Fresh from Hyde Park, the Hudson Valley, and President Franklin D. Roosevelt’s Springwood estate there, we felt the time was right to drive to Warm Springs, Georgia to see his Little White House. It isn’t like it is on the way to anywhere, so the trip wasn’t going to happen spontaneously as if, one day while driving along, I said to Rick, “Oh, look! Let’s stop at FDR’s Little White House since it’s only a few miles from here!” Au contraire, mes amies. If you find yourself in Warm Springs, you are either using your “maps” app or you are hopelessly lost in southwest Georgia. Or both.
The fine folks of the Warm Springs area and the Georgia State Park system are justifiably proud that FDR became enamored with the area and with the warm (88 degrees) springs there. He started traveling to the area hoping for something that would restore to him the use of his legs. That did not happen, but he did find that the warm water relaxed his muscles and the buoyancy liberated his paralyzed limbs like nothing else could, so in 1932, he built his little home there to be close to the springs. Roosevelt was born into wealth and privilege, but he came to love the folks of rural Georgia and learned a lot about the life of the everyday American from his experiences there. But, let’s be honest, too. Lots of times, he also “carried on” with his mistress while there. He supposedly even enlisted the assistance of his daughter, Anna, to arrange for Lucy Mercer Rutherfurd to travel from her home in Aiken, South Carolina to Warm Springs for a little “quality time.”

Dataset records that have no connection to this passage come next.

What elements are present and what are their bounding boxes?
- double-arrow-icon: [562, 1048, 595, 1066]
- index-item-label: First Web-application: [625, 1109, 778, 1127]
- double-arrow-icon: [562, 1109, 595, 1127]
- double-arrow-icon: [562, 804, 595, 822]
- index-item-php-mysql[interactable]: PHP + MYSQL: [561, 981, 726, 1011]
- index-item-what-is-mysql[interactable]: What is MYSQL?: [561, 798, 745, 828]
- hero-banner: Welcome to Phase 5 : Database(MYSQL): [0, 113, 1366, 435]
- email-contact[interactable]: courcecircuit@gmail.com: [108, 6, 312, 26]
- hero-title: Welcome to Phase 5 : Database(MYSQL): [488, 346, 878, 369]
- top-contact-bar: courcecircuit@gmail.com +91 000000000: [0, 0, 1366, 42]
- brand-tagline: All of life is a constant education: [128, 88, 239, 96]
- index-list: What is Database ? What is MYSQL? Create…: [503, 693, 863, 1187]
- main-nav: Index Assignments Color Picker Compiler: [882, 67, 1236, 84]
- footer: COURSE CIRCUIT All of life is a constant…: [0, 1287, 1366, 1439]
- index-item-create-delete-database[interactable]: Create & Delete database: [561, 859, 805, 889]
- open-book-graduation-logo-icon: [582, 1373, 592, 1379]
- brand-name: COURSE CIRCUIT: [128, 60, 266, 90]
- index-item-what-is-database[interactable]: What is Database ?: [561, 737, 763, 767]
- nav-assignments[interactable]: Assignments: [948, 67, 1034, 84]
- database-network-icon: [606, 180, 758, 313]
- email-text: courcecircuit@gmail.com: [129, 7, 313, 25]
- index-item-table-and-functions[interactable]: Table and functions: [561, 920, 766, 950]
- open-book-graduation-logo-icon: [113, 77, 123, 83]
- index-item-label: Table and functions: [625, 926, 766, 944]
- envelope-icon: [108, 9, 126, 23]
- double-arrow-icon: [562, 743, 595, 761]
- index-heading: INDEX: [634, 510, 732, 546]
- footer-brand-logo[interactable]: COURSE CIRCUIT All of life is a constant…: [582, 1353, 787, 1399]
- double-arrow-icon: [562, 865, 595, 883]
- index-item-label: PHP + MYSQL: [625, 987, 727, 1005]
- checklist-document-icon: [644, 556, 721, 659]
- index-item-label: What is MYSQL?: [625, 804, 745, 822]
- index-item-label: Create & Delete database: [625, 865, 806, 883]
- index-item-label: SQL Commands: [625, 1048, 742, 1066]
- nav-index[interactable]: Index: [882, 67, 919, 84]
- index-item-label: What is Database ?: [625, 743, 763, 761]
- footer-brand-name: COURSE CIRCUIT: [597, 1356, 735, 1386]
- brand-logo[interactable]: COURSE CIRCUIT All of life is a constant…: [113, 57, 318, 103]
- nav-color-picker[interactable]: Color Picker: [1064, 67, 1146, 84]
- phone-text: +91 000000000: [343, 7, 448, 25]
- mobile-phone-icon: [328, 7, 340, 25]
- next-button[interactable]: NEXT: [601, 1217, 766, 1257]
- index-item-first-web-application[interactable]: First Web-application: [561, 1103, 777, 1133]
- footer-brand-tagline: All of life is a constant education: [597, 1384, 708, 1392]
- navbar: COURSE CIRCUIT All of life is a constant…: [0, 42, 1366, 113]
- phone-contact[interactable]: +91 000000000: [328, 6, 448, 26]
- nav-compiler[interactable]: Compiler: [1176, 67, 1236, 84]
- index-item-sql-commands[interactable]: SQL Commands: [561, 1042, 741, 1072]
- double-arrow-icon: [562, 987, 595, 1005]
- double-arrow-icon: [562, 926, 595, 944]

And so it happened that, upon his return from Yalta in 1945, when he was really exhausted and needing some rest, that Lucy arranged for Elizabeth Shoumatoff to come to Warm Springs to continue her work on a portrait of Roosevelt. She had done a few sketches and studies, but Lucy implored Madame Shoumatoff to proceed with haste because she thought that the president looked as though his health was failing rapidly.
On April 12, 1945 at around noon, Mme. Shoumatoff began to paint as the president sat at his card table in the living room of the Little White House. At lunch, he complained of a terrible headache and collapsed. President Roosevelt died of a stroke that afternoon around 3:35, never having regained consciousness. Upon hearing that the president was dead, Lucy and Elizabeth packed up and left the president’s retreat immediately to avoid the scrutiny of the family and media.
Shoumatoff never finished that portrait, although she did paint another based on her sketches, photos, and her memory. Today both of them are hanging in the Legacy Exhibit on the Little White House grounds. Close examination of the photographs displayed taken on April 10 and April 11 reveal a man who was not well.
Those photos, along with the artist’s studies and sketches and the unfinished portrait, are a poignant reminder of how quickly a life can end, no matter how important that person seems to be. It is a reminder that our time here on earth is finite and fleeting and comes with no guarantees of tomorrow.